Interestingly, the legal separation of our 13 colonies from Great Britain officially occurred on July 2, 1776, when the Continental Congress voted to approve a resolution of independence. The Declaration of Independence, the beautiful, powerful piece of writing mostly penned by Thomas Jefferson, was debated and approved on July 4.

Historians aren’t unanimous on whether or not the declaration was actually signed on July 4.

Signing the declaration was an act of real courage by the 56 men who did so. If captured, all would have been considered traitors to the British crown.

Ironically, Jefferson and John Adams, both signers of the declaration and former presidents, died within hours of each other on July 4, 1826.

These two men, both stubborn and proud, bitterly disagreed about the role and scope of government, and didn’t communicate with each other for years. This disagreement has been carried forward through the years.

Traditionally, Republicans—though around as a party only since the Lincoln presidency-- have harped on the need for smaller government and fewer regulations on public and private activities. Many argue that we don’t need a “nanny state,” where the government underwrites and directs citizens’ lives.

Traditional Democrats, on the other hand, believe government should be used to enhance the lives of the people and act as a brake on any gravitation toward unscrupulous or harmful behavior.

Late in life, Jefferson and Adams did resolve their hard feelings through a series of letters.

Adams was a federalist, believing in a strong central government, while Jefferson staunchly maintained that a state’s rights should hold sway. One saw the federal government as a means of unity and order, while the other, Jefferson, viewed with suspicion a powerful central government as a likely menace to freedom.

Balancing the need for a strong central government with the desire for as much freedom as possible remains a challenge. When you boil down the greed, hunger for power and mean-spiritedness that define the current climate in Congress, the fundamental core remains a dispute about the role of government.
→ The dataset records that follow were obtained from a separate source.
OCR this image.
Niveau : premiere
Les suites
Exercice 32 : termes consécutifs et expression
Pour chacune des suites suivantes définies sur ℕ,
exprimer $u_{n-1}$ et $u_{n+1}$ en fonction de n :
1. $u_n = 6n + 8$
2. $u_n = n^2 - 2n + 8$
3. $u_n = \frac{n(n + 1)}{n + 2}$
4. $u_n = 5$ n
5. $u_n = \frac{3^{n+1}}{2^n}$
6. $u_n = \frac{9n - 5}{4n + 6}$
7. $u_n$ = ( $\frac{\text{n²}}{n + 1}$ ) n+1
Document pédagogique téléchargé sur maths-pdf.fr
Ben Franklin, at age 70, was the oldest signer of the declaration, while Edward Rutledge, a lawyer from Charleston, S.C., was the youngest, at only 26 years of age. That’s quite a responsibility at such a young age. He also served as governor of South Carolina from 1798 to 1800, dying before the end of his term.

Every man signing the declaration understood that he might be signing his own death warrant. Declaring independence from the British crown was an overt act of treason, one leading to insurrection. If the colonies hadn’t won the ensuing Revolutionary War, each signer could well have been executed.
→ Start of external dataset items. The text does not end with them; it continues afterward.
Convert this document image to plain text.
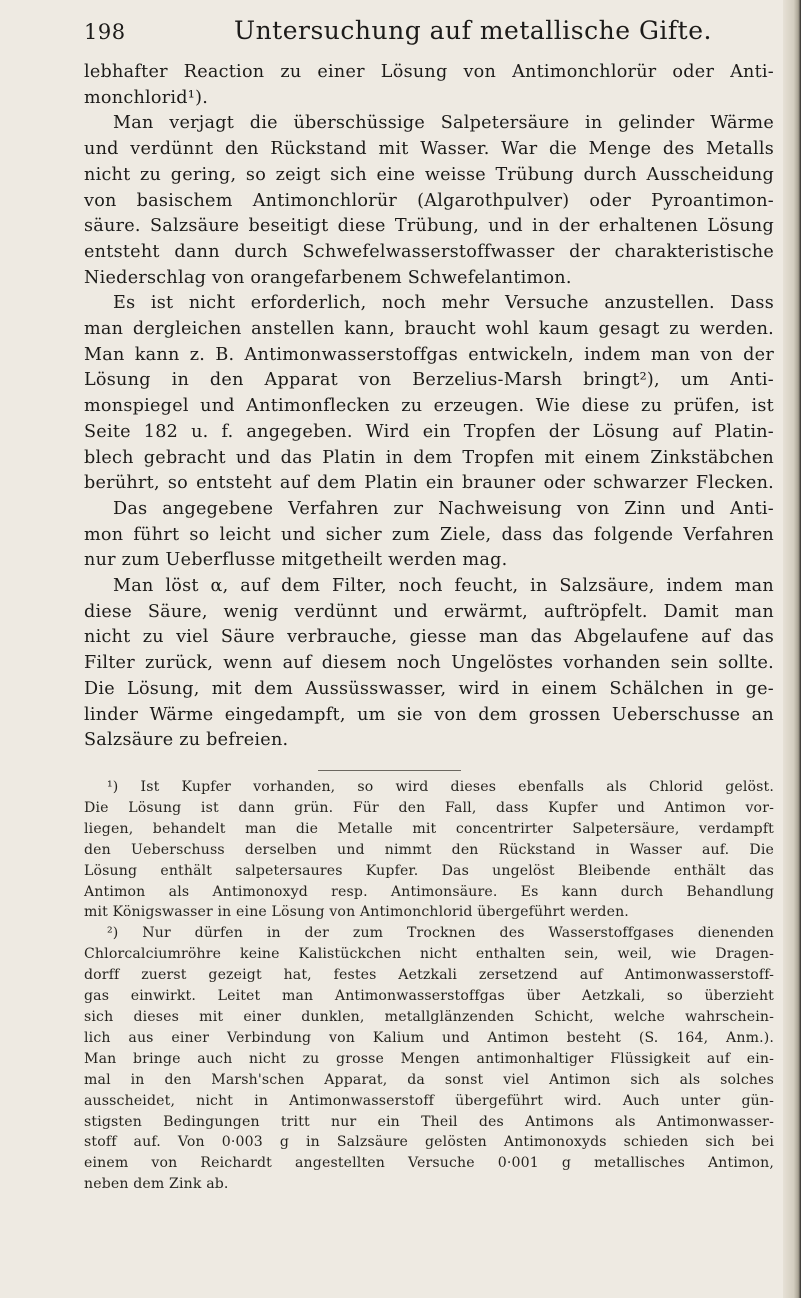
198	Untersuchung auf metallische Gifte.
lebhafter Reaction zu einer Lösung von Antimonchlorür oder Anti-
monchlorid¹).
Man verjagt die überschüssige Salpetersäure in gelinder Wärme
und verdünnt den Rückstand mit Wasser. War die Menge des Metalls
nicht zu gering, so zeigt sich eine weisse Trübung durch Ausscheidung
von basischem Antimonchlorür (Algarothpulver) oder Pyroantimon-
säure. Salzsäure beseitigt diese Trübung, und in der erhaltenen Lösung
entsteht dann durch Schwefelwasserstoffwasser der charakteristische
Niederschlag von orangefarbenem Schwefelantimon.
Es ist nicht erforderlich, noch mehr Versuche anzustellen. Dass
man dergleichen anstellen kann, braucht wohl kaum gesagt zu werden.
Man kann z. B. Antimonwasserstoffgas entwickeln, indem man von der
Lösung in den Apparat von Berzelius-Marsh bringt²), um Anti-
monspiegel und Antimonflecken zu erzeugen. Wie diese zu prüfen, ist
Seite 182 u. f. angegeben. Wird ein Tropfen der Lösung auf Platin-
blech gebracht und das Platin in dem Tropfen mit einem Zinkstäbchen
berührt, so entsteht auf dem Platin ein brauner oder schwarzer Flecken.
Das angegebene Verfahren zur Nachweisung von Zinn und Anti-
mon führt so leicht und sicher zum Ziele, dass das folgende Verfahren
nur zum Ueberflusse mitgetheilt werden mag.
Man löst α, auf dem Filter, noch feucht, in Salzsäure, indem man
diese Säure, wenig verdünnt und erwärmt, auftröpfelt. Damit man
nicht zu viel Säure verbrauche, giesse man das Abgelaufene auf das
Filter zurück, wenn auf diesem noch Ungelöstes vorhanden sein sollte.
Die Lösung, mit dem Aussüsswasser, wird in einem Schälchen in ge-
linder Wärme eingedampft, um sie von dem grossen Ueberschusse an
Salzsäure zu befreien.
¹) Ist Kupfer vorhanden, so wird dieses ebenfalls als Chlorid gelöst.
Die Lösung ist dann grün. Für den Fall, dass Kupfer und Antimon vor-
liegen, behandelt man die Metalle mit concentrirter Salpetersäure, verdampft
den Ueberschuss derselben und nimmt den Rückstand in Wasser auf. Die
Lösung enthält salpetersaures Kupfer. Das ungelöst Bleibende enthält das
Antimon als Antimonoxyd resp. Antimonsäure. Es kann durch Behandlung
mit Königswasser in eine Lösung von Antimonchlorid übergeführt werden.
²) Nur dürfen in der zum Trocknen des Wasserstoffgases dienenden
Chlorcalciumröhre keine Kalistückchen nicht enthalten sein, weil, wie Dragen-
dorff zuerst gezeigt hat, festes Aetzkali zersetzend auf Antimonwasserstoff-
gas einwirkt. Leitet man Antimonwasserstoffgas über Aetzkali, so überzieht
sich dieses mit einer dunklen, metallglänzenden Schicht, welche wahrschein-
lich aus einer Verbindung von Kalium und Antimon besteht (S. 164, Anm.).
Man bringe auch nicht zu grosse Mengen antimonhaltiger Flüssigkeit auf ein-
mal in den Marsh'schen Apparat, da sonst viel Antimon sich als solches
ausscheidet, nicht in Antimonwasserstoff übergeführt wird. Auch unter gün-
stigsten Bedingungen tritt nur ein Theil des Antimons als Antimonwasser-
stoff auf. Von 0·003 g in Salzsäure gelösten Antimonoxyds schieden sich bei
einem von Reichardt angestellten Versuche 0·001 g metallisches Antimon,
neben dem Zink ab.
The Flag of the United States, as it is officially denoted, was adopted by Congress on June 14, 1777, though an official announcement wasn’t made until Sept. 3, 1777. It seems that historical research has been unable to definitively establish that Betsy Ross actually made the first American flag, though it does make for a good story.
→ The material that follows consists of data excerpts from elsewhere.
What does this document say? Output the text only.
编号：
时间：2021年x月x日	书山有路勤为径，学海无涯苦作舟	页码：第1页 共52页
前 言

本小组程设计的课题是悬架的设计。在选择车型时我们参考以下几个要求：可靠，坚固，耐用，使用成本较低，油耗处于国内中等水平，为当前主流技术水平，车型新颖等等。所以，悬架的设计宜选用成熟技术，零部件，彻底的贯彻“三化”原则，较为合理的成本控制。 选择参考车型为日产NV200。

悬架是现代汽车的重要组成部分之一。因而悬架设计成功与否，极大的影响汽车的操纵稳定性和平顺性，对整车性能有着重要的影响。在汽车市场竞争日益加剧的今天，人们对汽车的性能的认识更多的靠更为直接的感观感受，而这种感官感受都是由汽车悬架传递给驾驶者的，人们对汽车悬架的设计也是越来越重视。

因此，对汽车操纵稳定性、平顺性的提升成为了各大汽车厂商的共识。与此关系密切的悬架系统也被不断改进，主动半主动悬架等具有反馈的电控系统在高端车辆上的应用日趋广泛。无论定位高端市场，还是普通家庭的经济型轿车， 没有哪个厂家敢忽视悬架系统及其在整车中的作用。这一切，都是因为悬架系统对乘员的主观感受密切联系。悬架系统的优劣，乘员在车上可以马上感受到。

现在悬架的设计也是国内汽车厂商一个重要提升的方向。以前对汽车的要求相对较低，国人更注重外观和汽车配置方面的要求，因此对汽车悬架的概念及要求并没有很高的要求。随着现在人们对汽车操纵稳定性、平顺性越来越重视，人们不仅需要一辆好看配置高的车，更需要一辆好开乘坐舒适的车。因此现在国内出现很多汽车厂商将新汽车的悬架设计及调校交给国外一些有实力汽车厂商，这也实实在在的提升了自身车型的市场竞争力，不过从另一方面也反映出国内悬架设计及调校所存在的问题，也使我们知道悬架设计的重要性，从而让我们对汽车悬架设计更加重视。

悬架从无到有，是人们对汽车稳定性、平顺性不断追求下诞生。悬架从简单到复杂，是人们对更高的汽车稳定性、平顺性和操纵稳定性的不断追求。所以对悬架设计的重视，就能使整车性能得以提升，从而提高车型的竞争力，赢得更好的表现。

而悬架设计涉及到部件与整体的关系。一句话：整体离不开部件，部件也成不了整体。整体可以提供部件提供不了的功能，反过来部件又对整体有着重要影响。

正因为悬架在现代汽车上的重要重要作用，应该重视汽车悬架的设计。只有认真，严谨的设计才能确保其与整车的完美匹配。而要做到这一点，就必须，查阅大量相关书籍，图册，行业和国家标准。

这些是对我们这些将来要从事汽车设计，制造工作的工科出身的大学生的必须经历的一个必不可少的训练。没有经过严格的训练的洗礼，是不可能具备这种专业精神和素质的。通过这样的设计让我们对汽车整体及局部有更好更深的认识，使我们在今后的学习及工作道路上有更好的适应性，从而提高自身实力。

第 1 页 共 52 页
The symbolic nature of the flag was clearly defined by the Continental Congress, which specified, “White signifies Purity and Innocence; Red, Hardiness and Valor; and Blue, Vigilance, Perseverance and Justice.”

The stars, set in white on a rectangular blue field or canton, represent the 50 states of the Union. The 13 horizontal stripes, alternating red and white, symbolize the 13 colonies originally comprising our country.

The colors red, white and blue, symbolizing colonial unity, were first used in a flag in New England in 1737, according to one website. This flag was blue with a white canton quartered by a red cross. In an upper quarter of the canton was a globe symbolizing the New World.

These high ideals were put to the test with the Declaration of Independence and subsequent war with Great Britain, setting our proud nation on the path of freedom it still roams today. Despite assaults on our democratic values and norms, our manner of government has stood the test of time. Messy as it can be, I believe the American social experiment has resulted in the best form of government ever devised.

These days, we Americans celebrate Independence Day with fireworks, parades, cookouts and family and community gatherings. We take this day to show respect for our independence, the freedom to live as we wish, to worship as we choose and to say whatever it is we want to say in whichever forum we individually deem proper.